ISS Recommends PAETEC Stockholders Vote 'FOR' Proposed Merger with Windstream Corporation
18 Oktober 2011 - 2:30PM
Business Wire
PAETEC Holding Corp. (NASDAQ: PAET) announced that Institutional
Shareholder Services (ISS), the leading independent proxy advisory
firm, supports the merger agreement providing for the acquisition
of PAETEC by Windstream Corporation (NASDAQ: WIN) and recommends
that PAETEC stockholders vote “FOR”' the merger proposal.
“We appreciate the support that ISS has given to our combination
with Windstream,” said Arunas A. Chesonis, chairman and CEO.

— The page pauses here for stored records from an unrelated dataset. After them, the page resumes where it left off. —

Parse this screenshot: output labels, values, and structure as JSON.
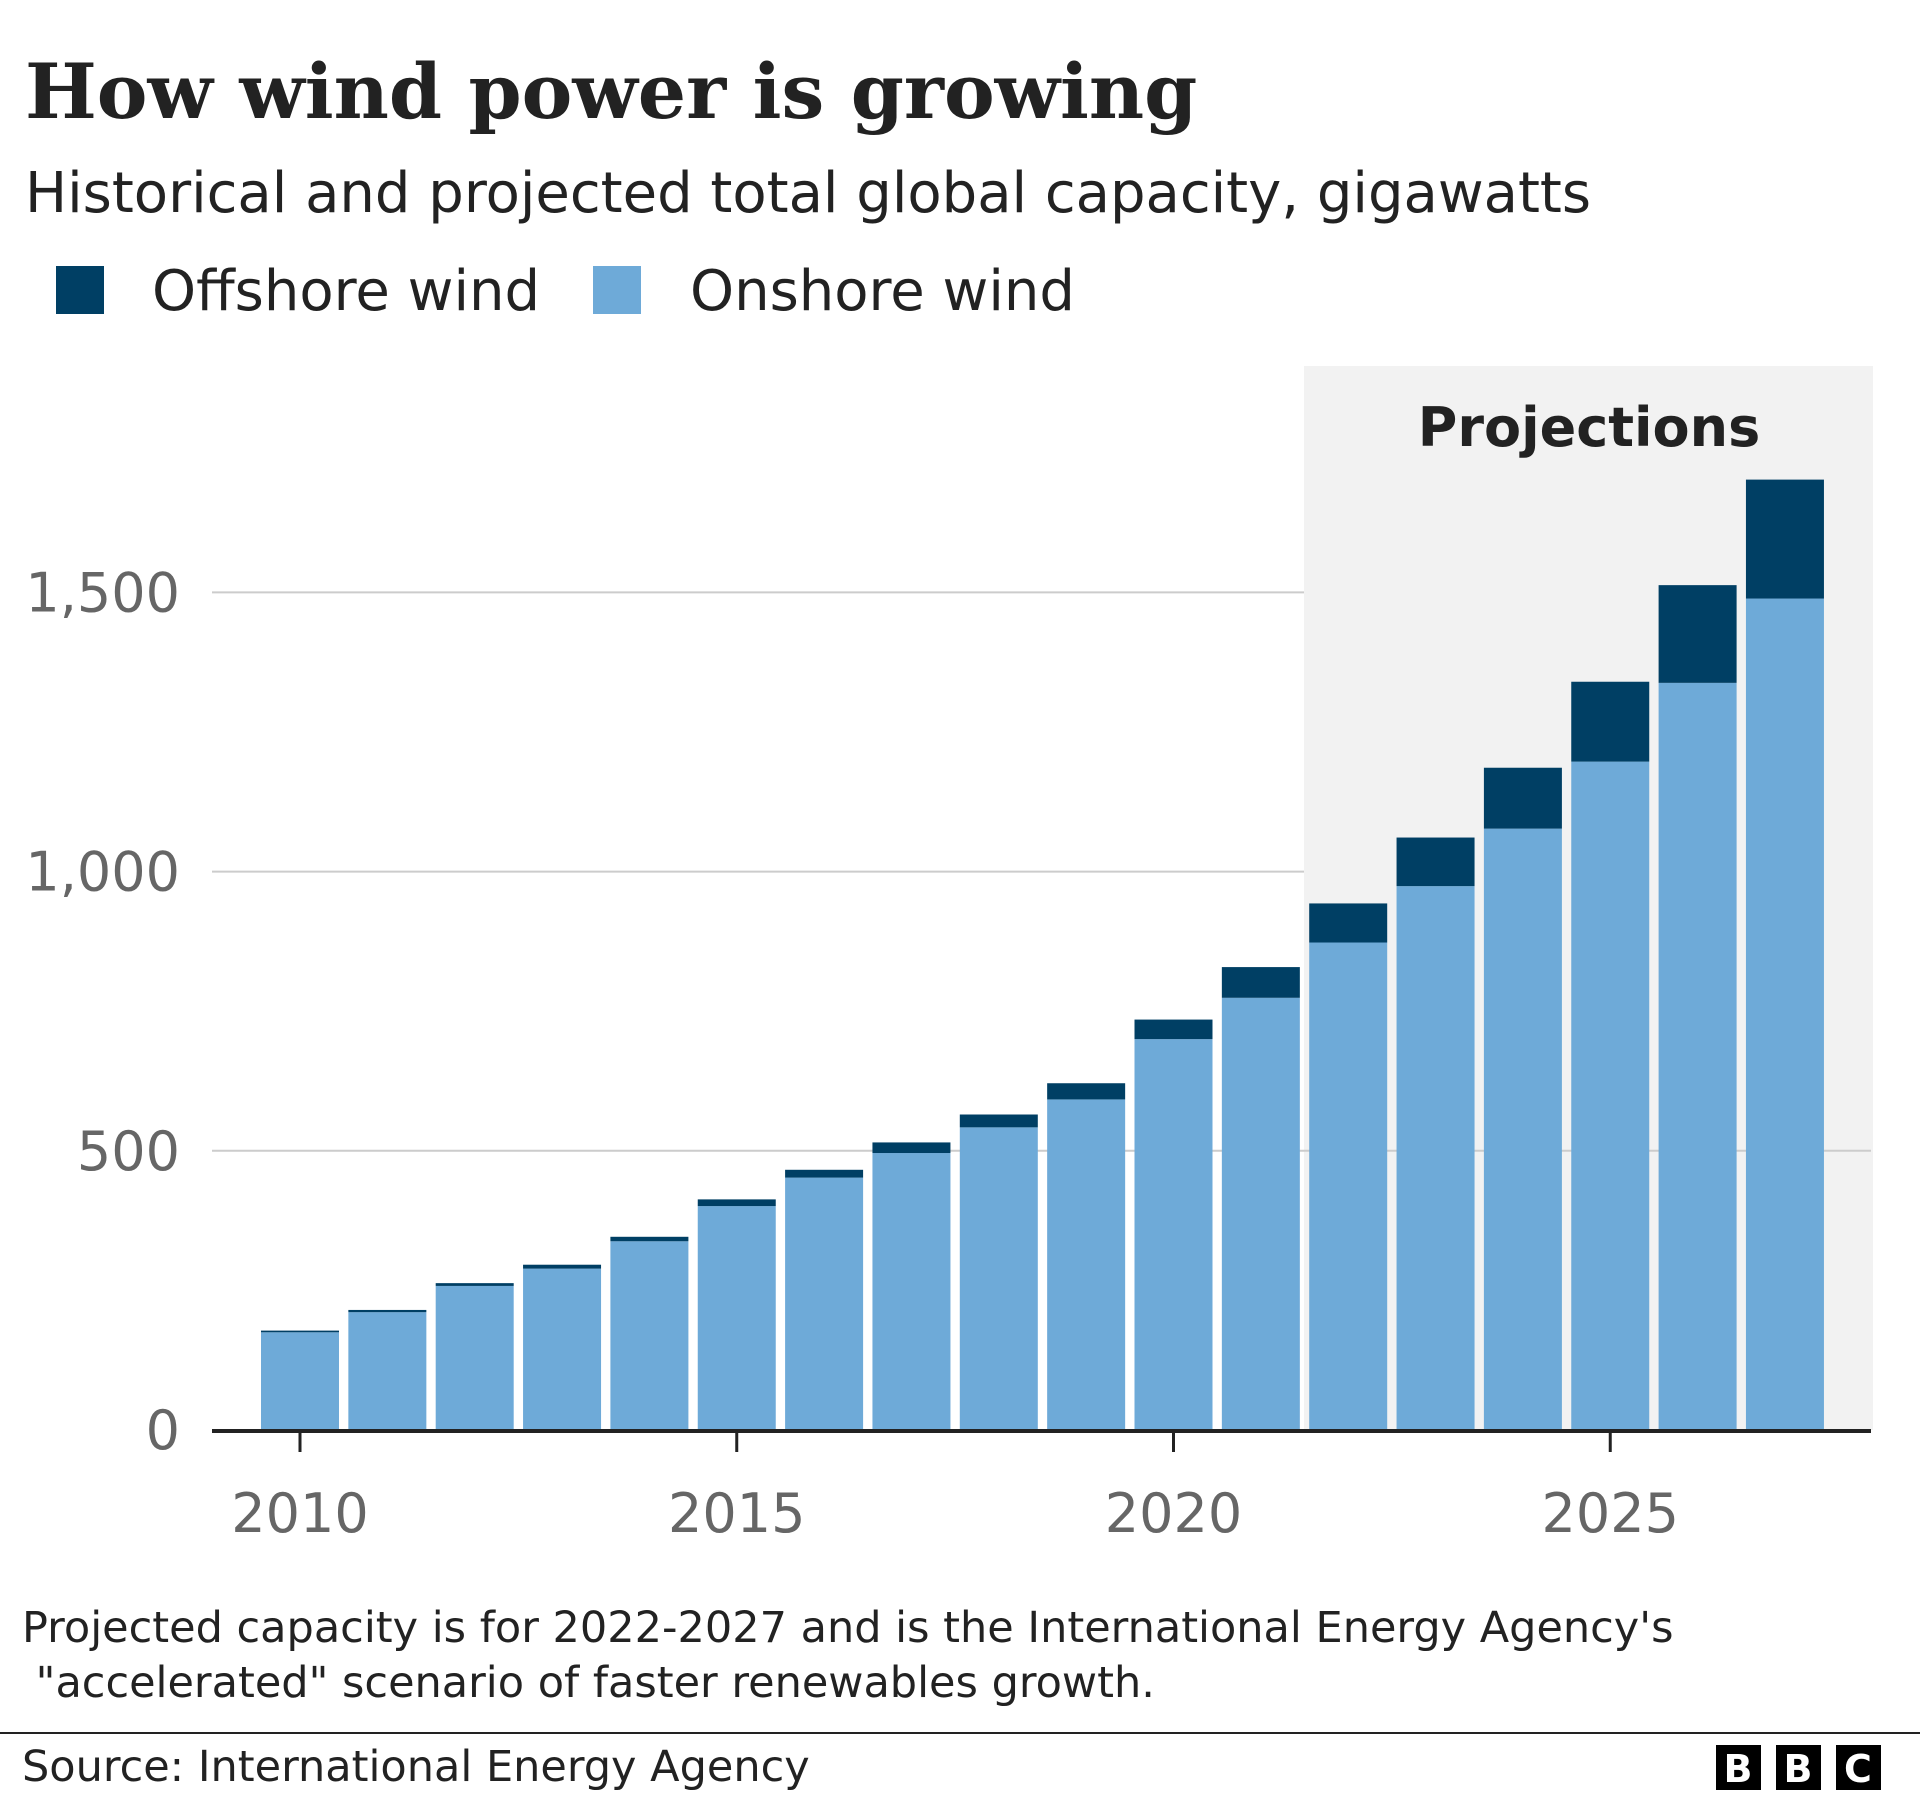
{
  "chart_data": {
    "type": "bar",
    "stacked": true,
    "title": "How wind power is growing",
    "subtitle": "Historical and projected total global capacity, gigawatts",
    "categories": [
      2010,
      2011,
      2012,
      2013,
      2014,
      2015,
      2016,
      2017,
      2018,
      2019,
      2020,
      2021,
      2022,
      2023,
      2024,
      2025,
      2026,
      2027
    ],
    "series": [
      {
        "name": "Onshore wind",
        "color": "#6eaad8",
        "values": [
          175,
          211,
          258,
          289,
          338,
          401,
          452,
          496,
          542,
          592,
          700,
          774,
          873,
          974,
          1077,
          1197,
          1338,
          1489
        ]
      },
      {
        "name": "Offshore wind",
        "color": "#003f64",
        "values": [
          3,
          4,
          5,
          7,
          8,
          12,
          14,
          19,
          23,
          29,
          35,
          55,
          70,
          87,
          109,
          143,
          175,
          213
        ]
      }
    ],
    "legend_order": [
      "Offshore wind",
      "Onshore wind"
    ],
    "legend_position": "top-left",
    "ylim": [
      0,
      1750
    ],
    "y_ticks": [
      0,
      500,
      1000,
      1500
    ],
    "y_tick_labels": [
      "0",
      "500",
      "1,000",
      "1,500"
    ],
    "x_ticks": [
      2010,
      2015,
      2020,
      2025
    ],
    "x_tick_labels": [
      "2010",
      "2015",
      "2020",
      "2025"
    ],
    "grid": "horizontal",
    "projection_region": {
      "label": "Projections",
      "from": 2022,
      "to": 2027,
      "color": "#f2f2f2"
    },
    "note": [
      "Projected capacity is for 2022-2027 and is the International Energy Agency's",
      " \"accelerated\" scenario of faster renewables growth."
    ],
    "source": "Source: International Energy Agency",
    "logo": [
      "B",
      "B",
      "C"
    ]
  }
}
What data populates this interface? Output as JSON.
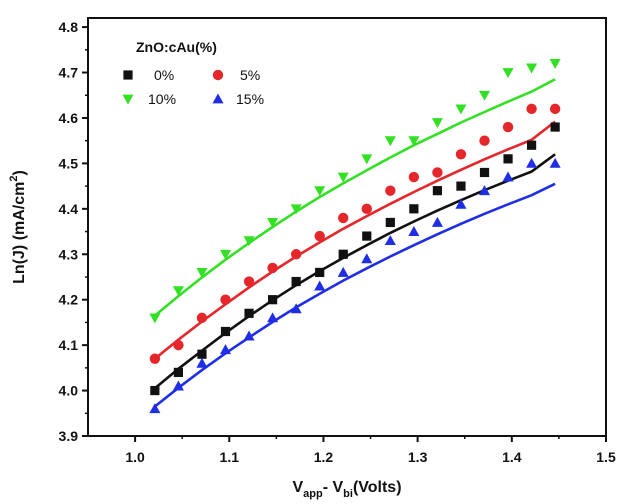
{
  "chart_data": {
    "type": "scatter",
    "title": "",
    "xlabel": {
      "main": "V",
      "sub1": "app",
      "mid": "- V",
      "sub2": "bi",
      "tail": "(Volts)"
    },
    "ylabel": {
      "main": "Ln(J) (mA/cm",
      "sup": "2",
      "tail": ")"
    },
    "xlim": [
      0.95,
      1.5
    ],
    "ylim": [
      3.9,
      4.82
    ],
    "xticks": [
      1.0,
      1.1,
      1.2,
      1.3,
      1.4,
      1.5
    ],
    "xtick_labels": [
      "1.0",
      "1.1",
      "1.2",
      "1.3",
      "1.4",
      "1.5"
    ],
    "yticks": [
      3.9,
      4.0,
      4.1,
      4.2,
      4.3,
      4.4,
      4.5,
      4.6,
      4.7,
      4.8
    ],
    "ytick_labels": [
      "3.9",
      "4.0",
      "4.1",
      "4.2",
      "4.3",
      "4.4",
      "4.5",
      "4.6",
      "4.7",
      "4.8"
    ],
    "grid": false,
    "legend": {
      "title": "ZnO:cAu(%)",
      "placement": "top-left",
      "columns": 2
    },
    "x": [
      1.021,
      1.046,
      1.071,
      1.096,
      1.121,
      1.146,
      1.171,
      1.196,
      1.221,
      1.246,
      1.271,
      1.296,
      1.321,
      1.346,
      1.371,
      1.396,
      1.421,
      1.446
    ],
    "series": [
      {
        "name": "0%",
        "marker": "square",
        "color": "#111111",
        "values": [
          4.0,
          4.04,
          4.08,
          4.13,
          4.17,
          4.2,
          4.24,
          4.26,
          4.3,
          4.34,
          4.37,
          4.4,
          4.44,
          4.45,
          4.48,
          4.51,
          4.54,
          4.58
        ],
        "fit": [
          4.005,
          4.048,
          4.088,
          4.127,
          4.164,
          4.199,
          4.232,
          4.263,
          4.292,
          4.32,
          4.347,
          4.372,
          4.396,
          4.419,
          4.441,
          4.462,
          4.482,
          4.52
        ]
      },
      {
        "name": "5%",
        "marker": "circle",
        "color": "#e5262b",
        "values": [
          4.07,
          4.1,
          4.16,
          4.2,
          4.24,
          4.27,
          4.3,
          4.34,
          4.38,
          4.4,
          4.44,
          4.47,
          4.48,
          4.52,
          4.55,
          4.58,
          4.62,
          4.62
        ],
        "fit": [
          4.07,
          4.112,
          4.152,
          4.19,
          4.227,
          4.262,
          4.295,
          4.326,
          4.356,
          4.384,
          4.411,
          4.437,
          4.462,
          4.486,
          4.509,
          4.531,
          4.552,
          4.592
        ]
      },
      {
        "name": "10%",
        "marker": "triangle-down",
        "color": "#33e024",
        "values": [
          4.16,
          4.22,
          4.26,
          4.3,
          4.33,
          4.37,
          4.4,
          4.44,
          4.47,
          4.51,
          4.55,
          4.55,
          4.59,
          4.62,
          4.65,
          4.7,
          4.71,
          4.72
        ],
        "fit": [
          4.165,
          4.208,
          4.249,
          4.288,
          4.325,
          4.36,
          4.394,
          4.426,
          4.456,
          4.485,
          4.513,
          4.54,
          4.565,
          4.59,
          4.613,
          4.636,
          4.658,
          4.685
        ]
      },
      {
        "name": "15%",
        "marker": "triangle-up",
        "color": "#1f2ee6",
        "values": [
          3.96,
          4.01,
          4.06,
          4.09,
          4.12,
          4.16,
          4.18,
          4.23,
          4.26,
          4.29,
          4.33,
          4.35,
          4.37,
          4.41,
          4.44,
          4.47,
          4.5,
          4.5
        ],
        "fit": [
          3.965,
          4.006,
          4.045,
          4.082,
          4.117,
          4.151,
          4.183,
          4.213,
          4.242,
          4.269,
          4.295,
          4.32,
          4.344,
          4.367,
          4.389,
          4.41,
          4.43,
          4.455
        ]
      }
    ]
  }
}
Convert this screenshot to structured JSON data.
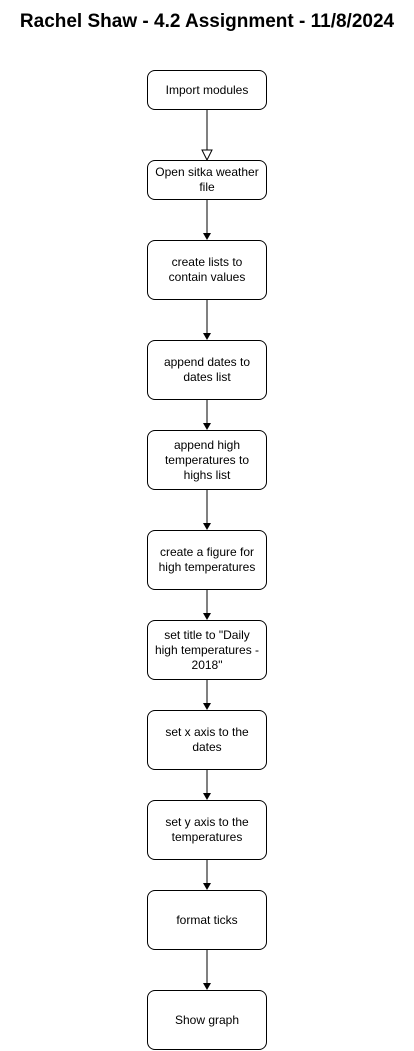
{
  "title": "Rachel Shaw - 4.2 Assignment - 11/8/2024",
  "steps": [
    "Import modules",
    "Open sitka weather file",
    "create lists to contain values",
    "append dates to dates list",
    "append high temperatures to highs list",
    "create a figure for high temperatures",
    "set title to \"Daily high temperatures - 2018\"",
    "set x axis to the dates",
    "set y axis to the temperatures",
    "format ticks",
    "Show graph"
  ],
  "connectors": [
    {
      "from": 0,
      "to": 1,
      "head": "open-triangle"
    },
    {
      "from": 1,
      "to": 2,
      "head": "filled"
    },
    {
      "from": 2,
      "to": 3,
      "head": "filled"
    },
    {
      "from": 3,
      "to": 4,
      "head": "filled"
    },
    {
      "from": 4,
      "to": 5,
      "head": "filled"
    },
    {
      "from": 5,
      "to": 6,
      "head": "filled"
    },
    {
      "from": 6,
      "to": 7,
      "head": "filled"
    },
    {
      "from": 7,
      "to": 8,
      "head": "filled"
    },
    {
      "from": 8,
      "to": 9,
      "head": "filled"
    },
    {
      "from": 9,
      "to": 10,
      "head": "filled"
    }
  ]
}
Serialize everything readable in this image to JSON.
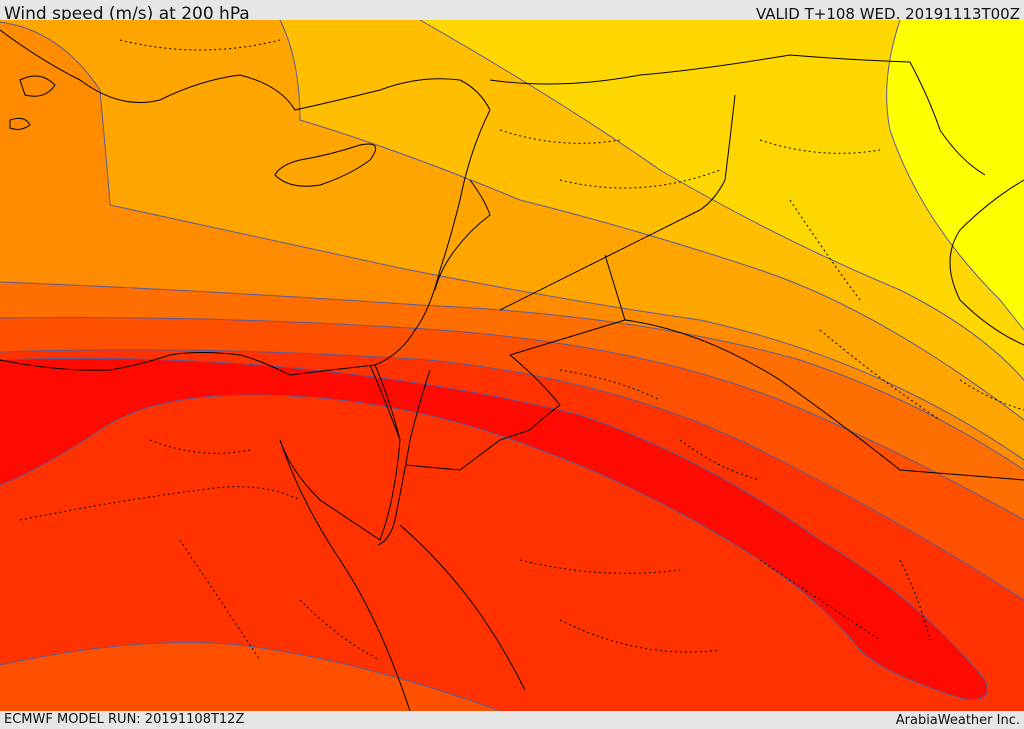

“Together with Windstream, we will be a formidable national
telecommunications provider with far denser network assets, an
expansive fiber infrastructure and larger data center footprint. We
look forward to realizing the many benefits this combination
creates.”
As previously announced, PAETEC and Windstream entered into a
definitive merger agreement under which Windstream would acquire
PAETEC in a stock-for-stock merger. Under the terms of the
agreement, each outstanding share of PAETEC common stock would be
converted into 0.460 shares of Windstream common stock. The
companies continue to expect the merger to be completed by December
31, 2011, following the satisfaction or waiver of all conditions to
the merger, including PAETEC stockholder approval and the receipt
of all regulatory approvals that are required to be obtained
pursuant to the merger agreement.
PAETEC will hold a special meeting of its stockholders to
consider and vote upon, among other things, the proposal to adopt
the merger agreement and approve the merger between PAETEC and
Windstream and the other transactions contemplated by the merger
agreement on Thursday, October 27, 2011 at 10:00 a.m. ET at the
Hilton Manhattan East located at 304 East 42nd Street, New York, NY
10017. PAETEC stockholders of record as of the close of business on
September 12, 2011 will be entitled to vote at the special
meeting.
Stockholders who have questions about the merger, need
assistance in submitting their proxy or voting their shares, or who
need additional copies of the proxy statement/prospectus or proxy
card, should contact PAETEC’s proxy solicitor, Morrow & Co.,
LLC, at (203) 658-9400 or toll free at (800) 276-3011.
About PAETEC
PAETEC (NASDAQ GS: PAET) is personalizing communications and
energy solutions in 86 of the top 100 metropolitan areas across the
United States. We offer a comprehensive suite of network services
(voice, data and fiber solutions), as well as managed services,
cloud and data center services, software and technology,
and energy services. For more information,
visit www.paetec.com.
Additional Information
This communication relates to the proposed merger transaction
pursuant to the terms of the Agreement and Plan of Merger, dated as
of July 31, 2011, among PAETEC Holding Corp. (“PAETEC”),
Windstream Corporation (“Windstream”) and Peach Merger Sub, Inc., a
wholly-owned subsidiary of Windstream.
In connection with the proposed merger transaction, Windstream
has filed with the Securities and Exchange Commission (SEC) a
registration statement on Form S-4 that was declared effective by
the SEC on September 19, 2011. The proxy statement/prospectus,
which forms a part of the Form S-4, was mailed by PAETEC to
PAETEC’s stockholders on or about September 22, 2011. Each of
Windstream and PAETEC may file other relevant documents concerning
the proposed merger transaction. Investors and security holders are
advised to read the proxy statement/prospectus and any other
relevant documents relating to the merger transaction when they
become available, because those documents contain important
information about PAETEC, Windstream and the proposed merger
transaction.
Investors and security holders may obtain a free copy of the
proxy statement/prospectus and other relevant documents concerning
the proposed merger transaction at the SEC’s website at
www.sec.gov, PAETEC’s website at www.paetec.com and Windstream’s
website at www.windstream.com. In addition, copies of the proxy
statement/prospectus and such other documents may be obtained from
PAETEC free of charge by directing a request to PAETEC Holding
Corp., One PAETEC Plaza, Fairport, New York 14450, Attn: Investor
Relations, telephone: (585) 340-2500.
Certain Information Regarding Participants
PAETEC and its directors and executive officers may be deemed,
under SEC rules, to be participants in the solicitation of proxies
from PAETEC’s stockholders with respect to the proposed merger
transaction. Security holders may obtain information regarding the
names, affiliations and interests of such individuals in the
proposed merger transaction in the proxy statement/prospectus.
Copies of the proxy statement/prospectus may be obtained free of
charge from the SEC’s website at www.sec.gov, PAETEC’s website at
www.paetec.com and Windstream’s website at www.windstream.com, or
from PAETEC at the address set forth in the previous paragraph.